In the 1960s and early 1970s, South Korea was run by a corrupt and strict military dictatorship. Anyone who was against this dictatorship was subject to severe punishment including capital punishment. Dr. Suh was able to go to college and postgraduate schooling with hard work and perseverance. He graduated with honors from the graduate law school in Seoul, Korea and got his first job as a law school lecturer. As a university professor, he fought for democracy against the military dictatorship and advocated for his published book, White Collar Crime in Korea, which exposed abuses of power and corruption among the ruling elite. Eventually, he could not endure the whirlwind of condemnation of the military coup dictatorship, and finally he was helplessly expelled by the South Korean government.
Kwang H. Suh
In 1971, after hiding and secretly watching the North Korean opera “The Maiden Who Sells Flowers (꽃 파는 처녀)” on a telephone pole advertising in Osaka, Japan and in 1972, when he went back and forth to the library of the University of Tokyo, he met on the subway train the so-called “Bbal Gaeng E” (North Korean communists) of the female students at Korea University in Tokyo (동경 조선대학교) dressed in traditional Korean costumes of white jackets and black skirts, who were speaking freely and frankly in Korean, but he could not talk to them or speak a single word of Korean language with them.

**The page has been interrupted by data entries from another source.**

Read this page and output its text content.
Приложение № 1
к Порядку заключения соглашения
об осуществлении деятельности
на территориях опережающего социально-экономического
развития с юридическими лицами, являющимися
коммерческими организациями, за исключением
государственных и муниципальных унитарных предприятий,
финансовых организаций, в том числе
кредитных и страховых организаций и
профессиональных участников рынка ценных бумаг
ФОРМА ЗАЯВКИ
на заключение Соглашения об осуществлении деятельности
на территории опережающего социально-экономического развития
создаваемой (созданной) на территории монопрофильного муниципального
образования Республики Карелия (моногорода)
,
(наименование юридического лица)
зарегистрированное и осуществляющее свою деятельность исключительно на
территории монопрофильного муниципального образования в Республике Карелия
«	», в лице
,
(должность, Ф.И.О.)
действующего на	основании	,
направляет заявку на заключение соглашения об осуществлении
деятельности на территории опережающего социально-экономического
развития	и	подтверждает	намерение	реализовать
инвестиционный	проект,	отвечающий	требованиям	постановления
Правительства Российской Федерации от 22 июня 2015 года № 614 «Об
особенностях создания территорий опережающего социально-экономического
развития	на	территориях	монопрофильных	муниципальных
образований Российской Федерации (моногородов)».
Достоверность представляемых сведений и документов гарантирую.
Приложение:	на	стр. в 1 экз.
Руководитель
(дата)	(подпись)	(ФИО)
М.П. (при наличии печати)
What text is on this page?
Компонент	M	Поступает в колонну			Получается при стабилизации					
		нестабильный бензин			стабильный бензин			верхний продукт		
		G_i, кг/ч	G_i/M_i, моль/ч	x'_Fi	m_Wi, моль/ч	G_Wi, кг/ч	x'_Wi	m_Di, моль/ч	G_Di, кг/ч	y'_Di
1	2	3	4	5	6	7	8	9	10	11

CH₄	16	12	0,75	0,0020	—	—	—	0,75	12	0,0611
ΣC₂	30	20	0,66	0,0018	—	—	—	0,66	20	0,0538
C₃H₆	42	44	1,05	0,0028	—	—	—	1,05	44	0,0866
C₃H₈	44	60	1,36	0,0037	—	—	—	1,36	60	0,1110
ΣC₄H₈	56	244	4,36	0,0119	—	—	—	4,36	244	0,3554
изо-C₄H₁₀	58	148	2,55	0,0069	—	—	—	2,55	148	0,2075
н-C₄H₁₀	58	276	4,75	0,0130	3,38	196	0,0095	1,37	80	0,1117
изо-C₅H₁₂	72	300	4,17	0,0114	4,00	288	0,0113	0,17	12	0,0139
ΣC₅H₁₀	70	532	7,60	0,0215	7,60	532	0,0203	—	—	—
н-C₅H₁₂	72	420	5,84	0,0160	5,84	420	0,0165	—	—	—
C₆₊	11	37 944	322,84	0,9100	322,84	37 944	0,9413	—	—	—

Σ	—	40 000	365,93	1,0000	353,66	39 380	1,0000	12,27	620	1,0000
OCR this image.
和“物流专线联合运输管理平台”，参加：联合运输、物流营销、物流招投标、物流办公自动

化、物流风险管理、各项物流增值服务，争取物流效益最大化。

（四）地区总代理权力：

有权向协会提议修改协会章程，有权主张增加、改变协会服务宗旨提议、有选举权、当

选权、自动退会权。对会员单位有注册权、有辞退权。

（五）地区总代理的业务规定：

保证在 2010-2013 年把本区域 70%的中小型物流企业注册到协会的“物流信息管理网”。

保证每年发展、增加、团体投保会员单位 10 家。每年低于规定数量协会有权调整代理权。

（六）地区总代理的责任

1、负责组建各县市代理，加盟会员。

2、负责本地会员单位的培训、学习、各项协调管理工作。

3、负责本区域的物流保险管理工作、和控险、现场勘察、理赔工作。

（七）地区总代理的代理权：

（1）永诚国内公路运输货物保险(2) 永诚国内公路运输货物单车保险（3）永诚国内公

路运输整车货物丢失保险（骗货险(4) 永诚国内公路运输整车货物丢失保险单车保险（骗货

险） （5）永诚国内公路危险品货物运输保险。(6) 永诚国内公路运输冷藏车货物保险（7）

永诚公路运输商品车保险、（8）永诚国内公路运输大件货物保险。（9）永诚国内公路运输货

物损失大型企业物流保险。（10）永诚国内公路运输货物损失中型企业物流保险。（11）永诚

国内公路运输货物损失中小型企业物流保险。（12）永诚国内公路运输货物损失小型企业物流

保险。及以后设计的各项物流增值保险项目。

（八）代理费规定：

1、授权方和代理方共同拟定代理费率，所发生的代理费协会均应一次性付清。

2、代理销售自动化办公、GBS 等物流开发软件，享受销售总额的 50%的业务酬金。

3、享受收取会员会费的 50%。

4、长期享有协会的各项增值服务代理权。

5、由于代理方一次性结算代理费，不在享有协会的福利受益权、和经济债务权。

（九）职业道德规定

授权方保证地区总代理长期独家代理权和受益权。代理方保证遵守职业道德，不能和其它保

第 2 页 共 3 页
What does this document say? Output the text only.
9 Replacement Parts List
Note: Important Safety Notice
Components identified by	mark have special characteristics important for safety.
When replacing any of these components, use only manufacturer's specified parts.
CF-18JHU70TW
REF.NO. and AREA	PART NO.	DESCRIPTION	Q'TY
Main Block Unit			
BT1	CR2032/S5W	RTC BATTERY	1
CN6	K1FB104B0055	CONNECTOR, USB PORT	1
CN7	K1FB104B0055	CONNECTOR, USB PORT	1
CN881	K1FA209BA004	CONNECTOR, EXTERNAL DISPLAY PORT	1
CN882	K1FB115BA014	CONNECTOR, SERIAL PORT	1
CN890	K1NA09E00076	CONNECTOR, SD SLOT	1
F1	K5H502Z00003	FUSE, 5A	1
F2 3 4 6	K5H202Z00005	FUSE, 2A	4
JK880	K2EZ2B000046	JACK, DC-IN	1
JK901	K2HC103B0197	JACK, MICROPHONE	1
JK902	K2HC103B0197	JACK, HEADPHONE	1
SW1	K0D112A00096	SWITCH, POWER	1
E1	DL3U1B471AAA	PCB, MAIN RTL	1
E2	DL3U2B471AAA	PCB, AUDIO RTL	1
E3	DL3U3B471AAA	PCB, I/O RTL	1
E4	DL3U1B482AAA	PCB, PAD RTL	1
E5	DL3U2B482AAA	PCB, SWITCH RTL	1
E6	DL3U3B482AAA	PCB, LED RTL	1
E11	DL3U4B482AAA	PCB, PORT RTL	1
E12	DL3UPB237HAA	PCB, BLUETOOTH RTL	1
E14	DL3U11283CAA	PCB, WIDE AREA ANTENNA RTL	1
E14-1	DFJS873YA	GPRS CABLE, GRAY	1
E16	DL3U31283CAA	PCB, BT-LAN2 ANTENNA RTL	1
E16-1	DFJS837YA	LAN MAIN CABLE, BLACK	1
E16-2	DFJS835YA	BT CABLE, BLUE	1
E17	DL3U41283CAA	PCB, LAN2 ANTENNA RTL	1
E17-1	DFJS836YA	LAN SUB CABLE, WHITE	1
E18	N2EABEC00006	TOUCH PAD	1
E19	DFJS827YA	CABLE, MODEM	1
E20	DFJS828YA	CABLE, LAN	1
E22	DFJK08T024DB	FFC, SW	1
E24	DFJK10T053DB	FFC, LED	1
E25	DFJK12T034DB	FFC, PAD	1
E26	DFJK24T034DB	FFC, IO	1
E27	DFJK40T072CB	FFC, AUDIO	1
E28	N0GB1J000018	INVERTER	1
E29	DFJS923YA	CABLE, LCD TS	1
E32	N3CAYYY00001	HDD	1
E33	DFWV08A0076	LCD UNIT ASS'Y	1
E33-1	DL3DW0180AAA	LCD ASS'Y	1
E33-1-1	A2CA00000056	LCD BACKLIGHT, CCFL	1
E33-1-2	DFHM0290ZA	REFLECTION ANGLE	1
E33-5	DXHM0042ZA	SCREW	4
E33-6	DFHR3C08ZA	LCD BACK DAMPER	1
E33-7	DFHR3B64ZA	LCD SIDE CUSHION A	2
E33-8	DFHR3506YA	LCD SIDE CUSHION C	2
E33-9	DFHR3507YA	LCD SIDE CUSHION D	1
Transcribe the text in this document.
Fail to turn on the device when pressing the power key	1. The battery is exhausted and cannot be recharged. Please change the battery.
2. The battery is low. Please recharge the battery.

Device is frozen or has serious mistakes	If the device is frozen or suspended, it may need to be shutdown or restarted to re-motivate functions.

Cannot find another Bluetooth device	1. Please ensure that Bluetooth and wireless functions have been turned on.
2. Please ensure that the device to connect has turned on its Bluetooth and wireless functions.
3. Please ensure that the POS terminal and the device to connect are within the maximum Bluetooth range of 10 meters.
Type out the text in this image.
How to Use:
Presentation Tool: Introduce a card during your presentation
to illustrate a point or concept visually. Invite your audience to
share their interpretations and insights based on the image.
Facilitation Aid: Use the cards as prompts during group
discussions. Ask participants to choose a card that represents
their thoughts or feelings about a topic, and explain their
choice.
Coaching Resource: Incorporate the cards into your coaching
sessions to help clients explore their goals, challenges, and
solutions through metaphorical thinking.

Because it was a violation of “anti-communist law” in South Korea. After that time, he began to germinate and ruminate about the “need and necessary importance for his own language of Korean and the need to work for, “reunification of the Korean Peninsula” in a country with the same culture and blood.
The author, Dr. Suh said, “My hope is that this book will provide a pathway for the Unification of the Korean Peninsula”.